Bo Nix, a quarterback Schoen and Daboll passed on in April’s NFL Draft, looks like he’s going to win Rookie of the Year for the Denver Broncos.
On top of that, Schoen and Daboll spent Monday trying to put out a fire in their frustrated locker room after players vented about “soft” play and poor effort, and rookie receiver Malik Nabers called out Daboll as the problem with the offense.
Other than that, Mrs. Lincoln, the play is proceeding as planned.
The truth is that Thursday could be Daboll’s final game as the Giants’ head coach if America sees a repeat of Sunday’s 30-7 blowout home loss to the Tampa Bay Buccaneers (the Giants are 0-6 at home, too, by the way).
It could also seal Schoen’s fate, contrary to the image that his videoed visit to Deion Sanders’ Colorado Buffaloes facility seemingly was designed to portray.
The Giants look like they’re going to start Drew Lock at quarterback against the Cowboys, one week after passing over him when they shut down Daniel Jones to start third-stringer Tommy DeVito.
DeVito, who was inexplicably left off the injury report Monday, didn’t travel with the team to Dallas on Wednesday because he had to undergo further examinations in New York.
He is expected to follow the Giant circus into town later.
So Lock wins the prize of having just two days of walkthroughs and limited reps to prepare for Micah Parsons without the Giants’ two starting offensive tackles.
Andrew Thomas (foot) is already out for the season. Now Jermaine Eluemunor (quad) is sidelined, too. That leaves Chris Hubbard at left tackle and Evan Neal on the right.
Happy Thanksgiving, Drew.
Mara has not spoken since late October, when he guaranteed there would be no in-season changes but left the door open to changes after the season, saying he didn’t anticipate any firings then, either.
But Mara has gone back on votes of confidence before when circumstances continued to spiral. And that’s what is about to happen on the AT&T Stadium field Thursday afternoon.
Tisch, the Giants’ other co-owner, has receded completely from view and has not been heard from at all recently. But his impatience and embarrassment with the Giants’ product typically is the finger that squeezes the trigger on major shake-ups with the front office and coaching staff.
Schoen and Daboll now have only a 17-27-1 record so far through three seasons, plus a 2022 playoff win in Minnesota and a 2022 playoff blowout in Philly.
Since their 6-1 start to the 2022 season, Schoen and Daboll are 11-26-1 in the Giants’ last 38 games, including 8-20 the past two seasons.
A large percentage of Daboll’s coaching staff has left voluntarily the previous two offseasons due to their operation’s dysfunction. Mara and Tisch are aware of the deep-seated problems that led to this exodus.

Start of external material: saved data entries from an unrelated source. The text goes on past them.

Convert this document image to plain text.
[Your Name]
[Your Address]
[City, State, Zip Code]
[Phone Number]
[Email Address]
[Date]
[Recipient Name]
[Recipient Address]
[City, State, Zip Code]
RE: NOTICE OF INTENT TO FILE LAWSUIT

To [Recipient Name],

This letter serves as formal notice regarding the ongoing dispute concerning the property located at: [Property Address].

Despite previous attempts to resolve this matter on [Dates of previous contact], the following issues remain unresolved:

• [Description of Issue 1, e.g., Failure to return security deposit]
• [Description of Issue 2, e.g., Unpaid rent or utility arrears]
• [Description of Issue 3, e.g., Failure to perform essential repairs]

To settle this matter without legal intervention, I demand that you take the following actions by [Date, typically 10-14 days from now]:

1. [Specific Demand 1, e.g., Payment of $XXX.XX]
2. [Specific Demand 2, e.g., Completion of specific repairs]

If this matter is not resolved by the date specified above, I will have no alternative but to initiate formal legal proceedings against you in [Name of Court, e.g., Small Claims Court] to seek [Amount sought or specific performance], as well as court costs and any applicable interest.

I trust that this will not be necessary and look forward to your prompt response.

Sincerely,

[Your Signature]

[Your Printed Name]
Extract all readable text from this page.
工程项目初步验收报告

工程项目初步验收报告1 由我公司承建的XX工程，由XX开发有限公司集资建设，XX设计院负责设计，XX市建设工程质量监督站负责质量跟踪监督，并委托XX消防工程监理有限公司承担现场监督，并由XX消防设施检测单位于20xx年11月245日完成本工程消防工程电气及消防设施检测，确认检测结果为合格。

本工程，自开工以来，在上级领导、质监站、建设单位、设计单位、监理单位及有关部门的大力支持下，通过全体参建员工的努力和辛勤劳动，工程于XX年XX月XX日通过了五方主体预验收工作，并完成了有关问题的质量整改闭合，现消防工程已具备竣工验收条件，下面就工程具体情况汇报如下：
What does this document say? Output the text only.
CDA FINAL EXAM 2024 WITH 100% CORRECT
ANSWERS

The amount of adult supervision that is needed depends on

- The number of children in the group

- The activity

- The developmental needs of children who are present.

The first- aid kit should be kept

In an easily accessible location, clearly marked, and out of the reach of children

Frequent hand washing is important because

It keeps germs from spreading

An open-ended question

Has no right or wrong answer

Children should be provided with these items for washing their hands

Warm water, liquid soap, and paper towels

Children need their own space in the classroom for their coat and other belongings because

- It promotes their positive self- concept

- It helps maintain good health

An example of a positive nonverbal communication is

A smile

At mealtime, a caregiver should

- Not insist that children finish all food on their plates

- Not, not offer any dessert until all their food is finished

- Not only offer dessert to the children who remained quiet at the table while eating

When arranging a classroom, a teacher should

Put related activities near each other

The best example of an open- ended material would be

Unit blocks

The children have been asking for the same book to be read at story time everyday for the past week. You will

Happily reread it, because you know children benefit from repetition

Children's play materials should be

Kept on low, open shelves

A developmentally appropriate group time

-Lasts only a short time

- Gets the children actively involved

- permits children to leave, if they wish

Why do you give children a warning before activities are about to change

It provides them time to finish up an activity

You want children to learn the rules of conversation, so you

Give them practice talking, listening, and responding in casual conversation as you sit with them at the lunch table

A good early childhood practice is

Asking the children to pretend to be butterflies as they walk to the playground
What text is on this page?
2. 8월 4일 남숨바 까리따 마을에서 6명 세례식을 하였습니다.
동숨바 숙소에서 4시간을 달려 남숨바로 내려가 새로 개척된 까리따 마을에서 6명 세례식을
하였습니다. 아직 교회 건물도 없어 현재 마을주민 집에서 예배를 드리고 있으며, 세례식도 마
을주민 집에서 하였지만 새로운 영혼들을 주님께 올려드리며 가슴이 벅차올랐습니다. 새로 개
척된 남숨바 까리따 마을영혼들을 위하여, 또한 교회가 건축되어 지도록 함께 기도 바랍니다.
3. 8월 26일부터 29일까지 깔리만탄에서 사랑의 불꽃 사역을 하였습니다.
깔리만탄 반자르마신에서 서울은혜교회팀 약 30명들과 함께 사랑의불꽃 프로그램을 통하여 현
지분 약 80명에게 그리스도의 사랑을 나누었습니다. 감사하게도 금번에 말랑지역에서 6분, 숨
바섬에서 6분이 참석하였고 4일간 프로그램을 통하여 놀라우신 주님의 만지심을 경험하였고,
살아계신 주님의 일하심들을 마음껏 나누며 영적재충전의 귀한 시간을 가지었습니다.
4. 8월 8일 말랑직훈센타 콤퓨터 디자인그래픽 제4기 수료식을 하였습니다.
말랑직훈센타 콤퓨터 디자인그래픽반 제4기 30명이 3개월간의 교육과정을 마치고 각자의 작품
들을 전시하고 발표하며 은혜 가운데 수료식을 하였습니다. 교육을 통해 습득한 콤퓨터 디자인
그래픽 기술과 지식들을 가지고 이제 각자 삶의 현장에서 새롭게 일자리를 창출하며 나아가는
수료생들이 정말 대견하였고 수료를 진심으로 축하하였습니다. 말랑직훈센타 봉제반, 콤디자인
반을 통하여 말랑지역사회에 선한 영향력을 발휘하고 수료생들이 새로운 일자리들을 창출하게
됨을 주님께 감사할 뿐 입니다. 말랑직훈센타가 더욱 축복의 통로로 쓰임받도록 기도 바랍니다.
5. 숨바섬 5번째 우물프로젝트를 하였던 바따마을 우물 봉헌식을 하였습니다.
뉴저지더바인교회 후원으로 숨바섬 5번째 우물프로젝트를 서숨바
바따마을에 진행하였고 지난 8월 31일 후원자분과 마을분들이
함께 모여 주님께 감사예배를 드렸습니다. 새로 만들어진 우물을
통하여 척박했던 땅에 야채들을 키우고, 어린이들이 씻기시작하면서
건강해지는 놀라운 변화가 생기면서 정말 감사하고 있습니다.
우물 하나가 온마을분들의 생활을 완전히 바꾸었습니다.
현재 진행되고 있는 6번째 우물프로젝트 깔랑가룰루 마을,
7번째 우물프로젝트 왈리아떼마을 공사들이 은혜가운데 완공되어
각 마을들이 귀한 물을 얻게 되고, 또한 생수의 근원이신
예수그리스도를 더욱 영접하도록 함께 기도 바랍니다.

Schoen monitored Daboll and the coaches on the headsets for four games last season when it got out of control. The biggest fallout from all of it was the resignation of defensive coordinator Wink Martindale, who at least had given the Giants a schematic advantage on one side of the ball.
Now, the Giants are thoroughly out-coached often, like when Tampa’s Todd Bowles and Liam Coen took Daboll and Shane Bowen to the woodshed on Sunday.
Schoen’s roster does Daboll no favors either, however.
The roster is worse than when they inherited it. They have gotten rid of several of their best players and most important leaders. And Schoen’s drafts have been filled with disappointments, complete misses and players lacking important intangibles.
Schoen is also involved in every facet of this organization: he’s been in the locker room, he attends the team’s film sessions on Monday’s and he has significant input on the gameday roster.
That’s why it can’t be one or the other, coach or GM, when the day of reckoning comes.
Mara loves to praise Schoen and Daboll for their collaborative dynamic and communication after arranging a forced, oil-and-water marriage of Dave Gettleman and Joe Judge that was doomed from the start in the previous regime.
Schoen and Daboll have even conducted the majority of their press conferences together to present that united front.
The catch now, however, is that no one can say this isn’t Schoen’s responsibility or Daboll’s mess. It belongs to both of them.
It’s impossible to judge otherwise, which is why the Giants soon are expected to have two openings instead of one.